她也曾说过,他穿官服的样子,最是好看。
不过现在再看,已经毫无感觉,只有些恍惚而已。
在裴悦身边坐着的,是裴知栩,今日他穿着素净的浅蓝色便装,发冠高束,瞧着利落干脆,少年明媚阳光的气质,挡也挡不住,是她看再多次,都会忍不住心跳加速的存在。
那种感觉,仿佛早已跨越年龄的束缚。
只是温棠从未发觉。
丫鬟声音将她拉回现实:“王爷,世子妃来了。”
几乎同时,裴悦与裴知栩一同望来。
裴悦在期待着,今日她来见裴知栩,怎么也会盛装打扮。
早已想好说辞。
可一眼望去,温棠着装素净,就是件鹅黄色的棉制便装,甚至妆容都比平日里素淡许多,完全看不出故意打扮。
恍惚间,他有种莫名的挫败感。
难道是他想错了?
不,绝无可能!
裴悦唇角下抿,一时说不出话。
丫鬟已经退去,温棠对视上他审视的冰冷目光,淡笑不达眼底:“世子也在啊,真巧!”
裴知栩在裴悦刻意遮挡的身形下探出头来,“姐姐!你来了!”
听到这声“姐姐”,裴悦脸都绿了,他素来唤裴知栩九皇叔。
如今小皇叔这么叫温棠,岂不是乱了辈分?
“九皇叔,她……”
还不等裴悦把话说完,裴知栩已经起身,朝温棠奔去,嘴上说着:“我三皇侄也要来,姐姐怎么不提早说啊!”
裴悦:“……”
这一刻,他好像是那个最多余的人。
温棠笑着接上话,“我也不知世子爷会来,他不曾说过。”
裴知栩马上转过脸来,对裴悦说道:“三皇侄你也真是的,下次要来,提早说
;明,我好歹是你皇叔。这不知道的,还以为你忽然袭击,是有什么目的呢!”
温棠眼看着裴悦脸色越来越难看,心里通畅极了。
好一会儿,裴悦僵硬的脸庞才稍微缓和些,轻笑:“侄儿是听棠儿说,来九皇叔这里请教骑射术,便想来看看,没提早说明,是侄儿不对!”

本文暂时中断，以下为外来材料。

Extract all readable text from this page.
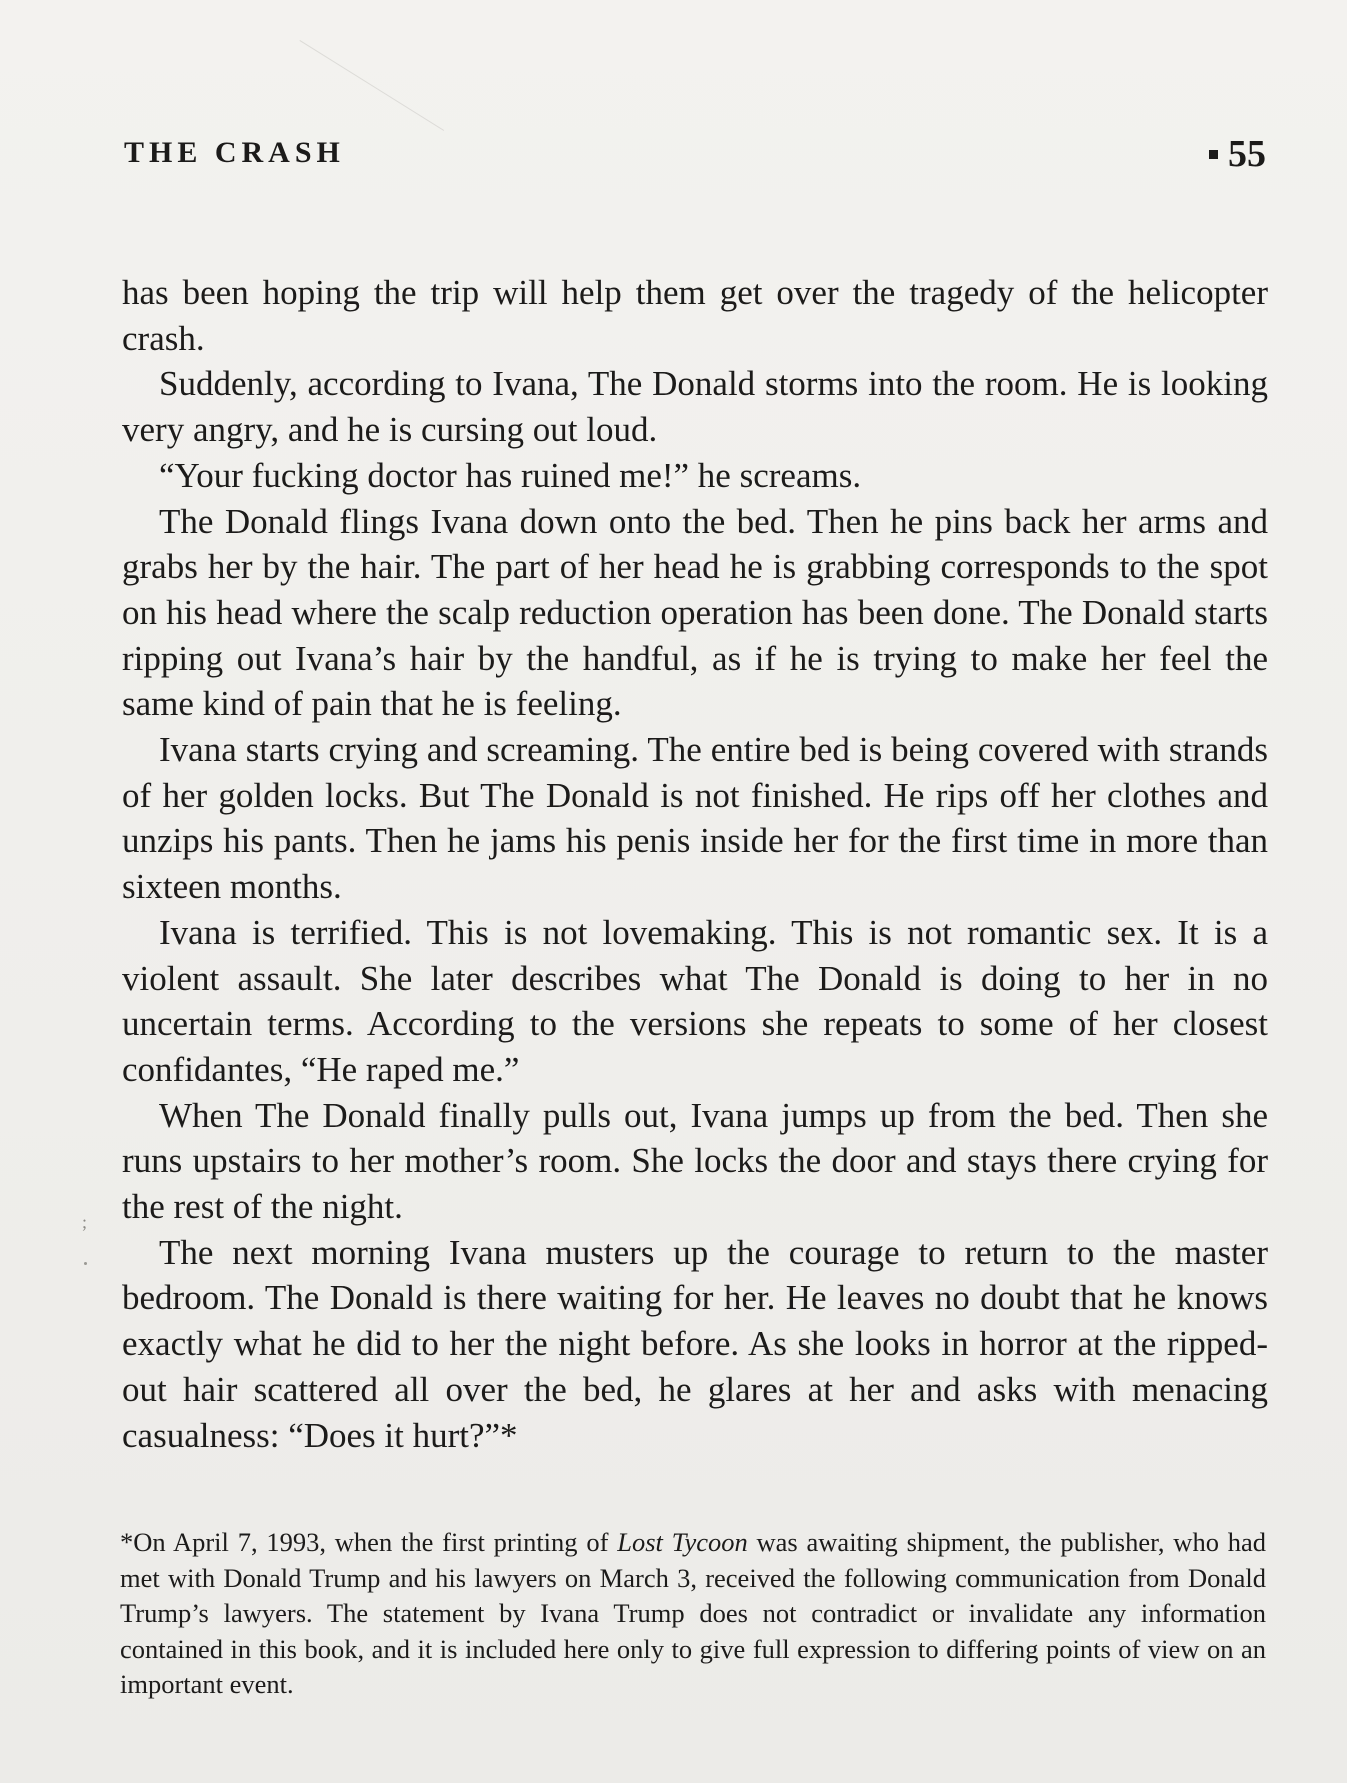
THE CRASH	55

has been hoping the trip will help them get over the tragedy of the helicopter crash.

Suddenly, according to Ivana, The Donald storms into the room. He is looking very angry, and he is cursing out loud.

“Your fucking doctor has ruined me!” he screams.

The Donald flings Ivana down onto the bed. Then he pins back her arms and grabs her by the hair. The part of her head he is grabbing corresponds to the spot on his head where the scalp reduction operation has been done. The Donald starts ripping out Ivana’s hair by the handful, as if he is trying to make her feel the same kind of pain that he is feeling.

Ivana starts crying and screaming. The entire bed is being covered with strands of her golden locks. But The Donald is not finished. He rips off her clothes and unzips his pants. Then he jams his penis inside her for the first time in more than sixteen months.

Ivana is terrified. This is not lovemaking. This is not romantic sex. It is a violent assault. She later describes what The Donald is doing to her in no uncertain terms. According to the versions she repeats to some of her closest confidantes, “He raped me.”

When The Donald finally pulls out, Ivana jumps up from the bed. Then she runs upstairs to her mother’s room. She locks the door and stays there crying for the rest of the night.

The next morning Ivana musters up the courage to return to the master bedroom. The Donald is there waiting for her. He leaves no doubt that he knows exactly what he did to her the night before. As she looks in horror at the ripped-out hair scattered all over the bed, he glares at her and asks with menacing casualness: “Does it hurt?”*

;

*On April 7, 1993, when the first printing of Lost Tycoon was awaiting shipment, the publisher, who had met with Donald Trump and his lawyers on March 3, received the following communication from Donald Trump’s lawyers. The statement by Ivana Trump does not contradict or invalidate any information contained in this book, and it is included here only to give full expression to differing points of view on an important event.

“本王懂了!三皇侄这是看本王从不参加游猎,不信任本王能将姐姐教好?”
裴悦连忙俯身作揖:“侄儿岂敢!”
温棠侧眸看到裴悦那变换的神色,便知裴知栩说的没错。
如果她这段时间受得气,裴知栩能帮她出一出,其实她也没那么急着学骑射。
裴知栩才不管他说什么,直接看向温棠,又是温温柔柔的,“姐姐先观战,我与三皇侄先骑射一番,正好让你掌掌眼。”
温棠点头,应下声来,在一旁坐下,已经做好观战的准备。
裴知栩的贴身侍卫走到远处,招呼了几个丫鬟,低语几句。
不久后,温棠桌前就送来了不少茶点。
咸的甜的都有。
温棠浅尝一两块,都莫名合胃口。